What remains unclear is whether same-sex spouses and their children can now exercise their right to elect to enroll in COBRA if the employee was already enrolled in COBRA before the Windsor decision or if the qualifying event (such as the employees death or divorce) occurred before the Windsor decision. For example, when an employee is terminated the employee and his or her spouse and dependent children may elect to extend health benefits under COBRA for up to 18 months. If an employee in a same-sex marriage was terminated three months before Windsor, at the time of termination, only the employee and his or her dependent children could have elected COBRA coverage. After Windsor, it is now unclear whether the employee’s same-sex spouse and/or his or her child could now elect COBRA coverage, and, if so, whether he or she would be entitled to 18 months of COBRA from the date of election or whether the period during which the employee was on COBRA (three months in this example) would be deducted from that period. At this point, employers facing such a situation would be well advised to wait for further guidance from the Administration before taking action.

Flexible Spending Arrangements

A Flexible Spending Arrangement (FSA) is one type of option that may be offered through a cafeteria plan and gives the employees an opportunity to set aside a portion of their paycheck pre-tax for certain types of expenses. Employers may offer FSAs to reimburse expenses related to dependent care, adoption or medical care.

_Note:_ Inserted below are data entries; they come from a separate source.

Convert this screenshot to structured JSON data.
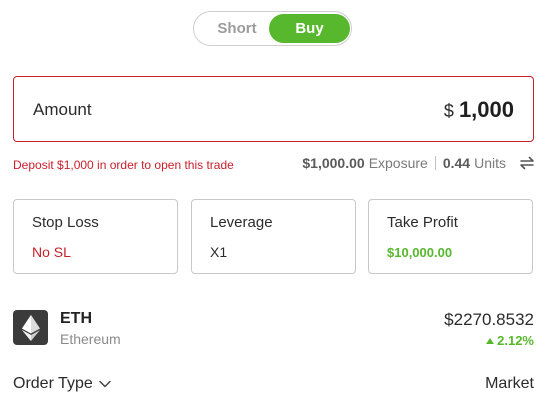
{
  "toggle": {
    "short_label": "Short",
    "buy_label": "Buy",
    "active": "Buy"
  },
  "amount": {
    "label": "Amount",
    "currency": "$",
    "value": "1,000"
  },
  "deposit_notice": "Deposit $1,000 in order to open this trade",
  "exposure": {
    "value": "$1,000.00",
    "label": "Exposure",
    "units_value": "0.44",
    "units_label": "Units"
  },
  "boxes": {
    "stop_loss": {
      "title": "Stop Loss",
      "value": "No SL"
    },
    "leverage": {
      "title": "Leverage",
      "value": "X1"
    },
    "take_profit": {
      "title": "Take Profit",
      "value": "$10,000.00"
    }
  },
  "asset": {
    "symbol": "ETH",
    "name": "Ethereum",
    "price": "$2270.8532",
    "change": "2.12%"
  },
  "order_type": {
    "label": "Order Type",
    "value": "Market"
  },
  "icons": {
    "swap": "swap-arrows-icon",
    "chevron": "chevron-down-icon",
    "logo": "ethereum-logo-icon"
  },
  "colors": {
    "buy_green": "#57b82d",
    "alert_red": "#c8202a"
  }
}
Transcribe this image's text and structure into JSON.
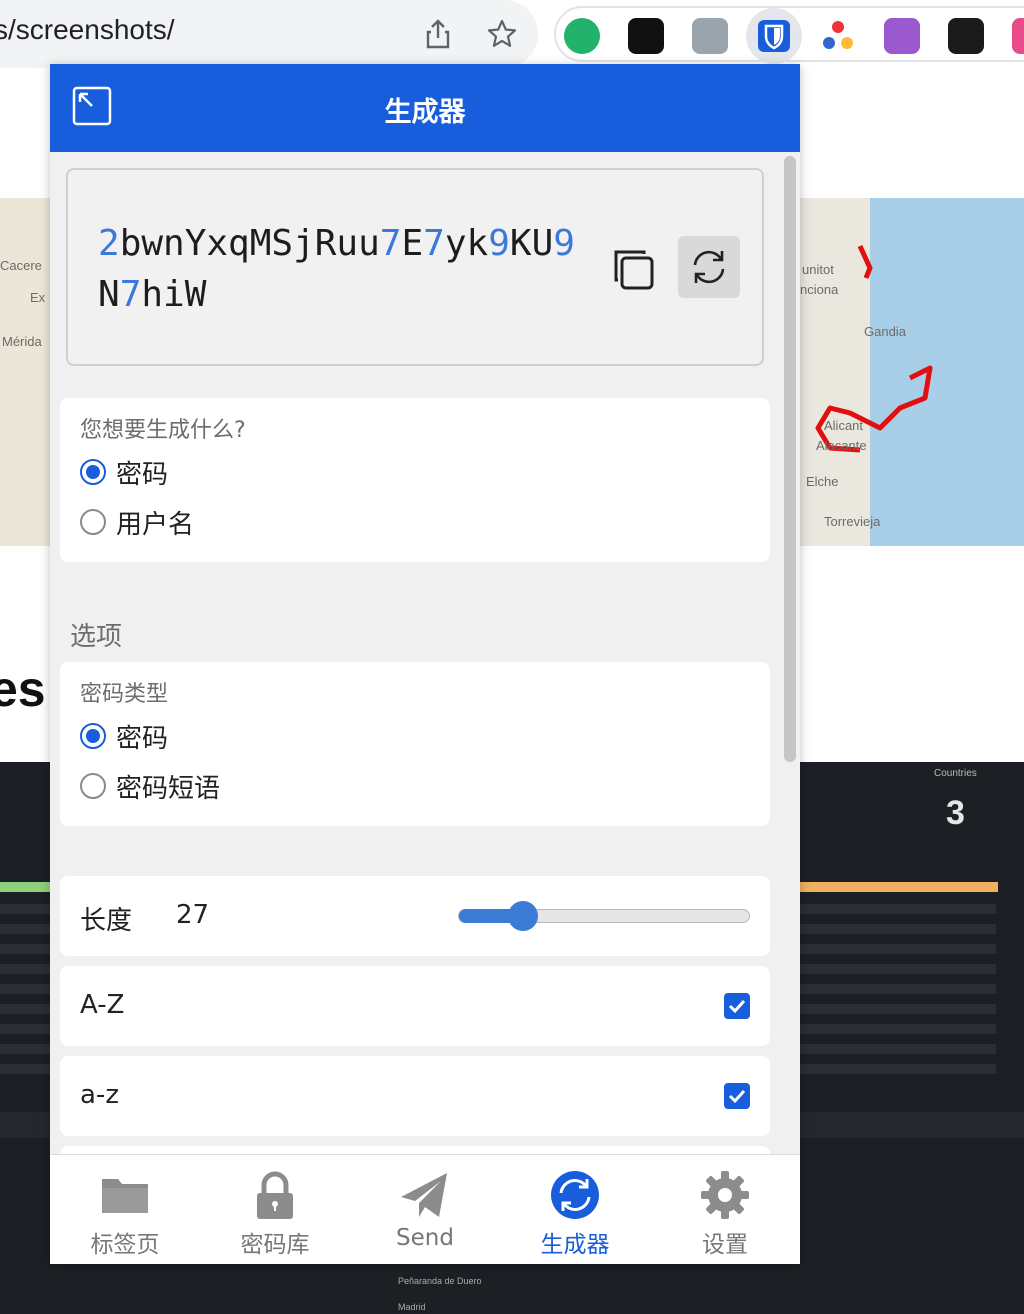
{
  "browser": {
    "url_fragment": "cs/screenshots/",
    "share_icon": "share-icon",
    "bookmark_icon": "star-icon",
    "extensions": [
      "y-extension-icon",
      "tab-extension-icon",
      "code-extension-icon",
      "bitwarden-shield-icon",
      "molecule-extension-icon",
      "purple-download-extension-icon",
      "dark-terminal-extension-icon",
      "pink-extension-icon"
    ]
  },
  "background_page": {
    "map_labels_right": [
      "unitot",
      "nciona",
      "Gandia",
      "Alicant",
      "Alacante",
      "Elche",
      "Torrevieja"
    ],
    "map_labels_left": [
      "Cacere",
      "Ex",
      "Mérida"
    ],
    "heading_fragment": "es",
    "stat_label": "Countries",
    "stat_value": "3",
    "footer_lines": [
      "Peñaranda de Duero",
      "Madrid"
    ]
  },
  "popup": {
    "title": "生成器",
    "popout_icon": "popout-icon",
    "password_segments": [
      {
        "t": "2",
        "digit": true
      },
      {
        "t": "bwnYxqMSjRuu",
        "digit": false
      },
      {
        "t": "7",
        "digit": true
      },
      {
        "t": "E",
        "digit": false
      },
      {
        "t": "7",
        "digit": true
      },
      {
        "t": "yk",
        "digit": false
      },
      {
        "t": "9",
        "digit": true
      },
      {
        "t": "KU",
        "digit": false
      },
      {
        "t": "9",
        "digit": true
      },
      {
        "t": "N",
        "digit": false
      },
      {
        "t": "7",
        "digit": true
      },
      {
        "t": "hiW",
        "digit": false
      }
    ],
    "copy_icon": "copy-icon",
    "regenerate_icon": "refresh-icon",
    "what_to_generate": {
      "label": "您想要生成什么?",
      "options": [
        {
          "label": "密码",
          "selected": true
        },
        {
          "label": "用户名",
          "selected": false
        }
      ]
    },
    "options_title": "选项",
    "password_type": {
      "label": "密码类型",
      "options": [
        {
          "label": "密码",
          "selected": true
        },
        {
          "label": "密码短语",
          "selected": false
        }
      ]
    },
    "length": {
      "label": "长度",
      "value": "27",
      "slider_fraction": 0.22
    },
    "uppercase": {
      "label": "A-Z",
      "checked": true
    },
    "lowercase": {
      "label": "a-z",
      "checked": true
    },
    "accent_color": "#175ddc",
    "nav": [
      {
        "label": "标签页",
        "icon": "folder-icon",
        "active": false
      },
      {
        "label": "密码库",
        "icon": "lock-icon",
        "active": false
      },
      {
        "label": "Send",
        "icon": "send-icon",
        "active": false
      },
      {
        "label": "生成器",
        "icon": "generator-icon",
        "active": true
      },
      {
        "label": "设置",
        "icon": "gear-icon",
        "active": false
      }
    ]
  }
}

A medical care FSA can be used to reimburse health expenses incurred by employees, their spouses or their dependents. Employees in a qualifying same-sex marriage will now be permitted to use their medical care FSA to cover health expenses incurred by his or her spouse or his or her same-sex spouse’s children. Unless an FSA plan document provides a definition of marriage or spouse (which is unlikely), it may not be necessary for employers to amend their FSAs to accommodate the change at this time. It is likely this change will be effectuated through the administration of the plan and the information that is provided to employees about the plan. Of course, the IRS may require changes to the plan documents by regulations.

As discussed above, it is not clear whether employees who are already in qualifying same-sex marriages will be able to immediately enroll their same-sex spouses in an FSA or whether they will need to wait until the end of the plan year.

Health Savings Accounts (HSA)

Health Savings Accounts (HSAs) allow employees who are enrolled in high-deductible health plans (HDHPs) (which have lower premiums and higher deductibles than most health plans) to place money pre-tax in a medical savings account to use for future healthcare expenses. Unlike funds in an FSA, which are lost if they are not used within the year, funds in an HSA can carry over from year to year. The maximum amount that an employee can contribute to his or her HSA is set annually by the IRS and is dependent on whether the employee has individual or family coverage. If one spouse has family coverage under an HSA, both spouses will be treated as having family coverage and the annual limit will be divided equally among the spouses, unless the spouses agree to an alternate division.

            Prior to Windsor, as the IRS did not recognize same-sex marriages, if one or both spouses in a same-sex marriage had dependents, they alone could contribute up to the family limit without the limit being divided across the two spouses. Now, as is the case with opposite-sex spouses, qualifying same-sex spouses’ contributions to HSAs will be combined for the purposes of the annual limit.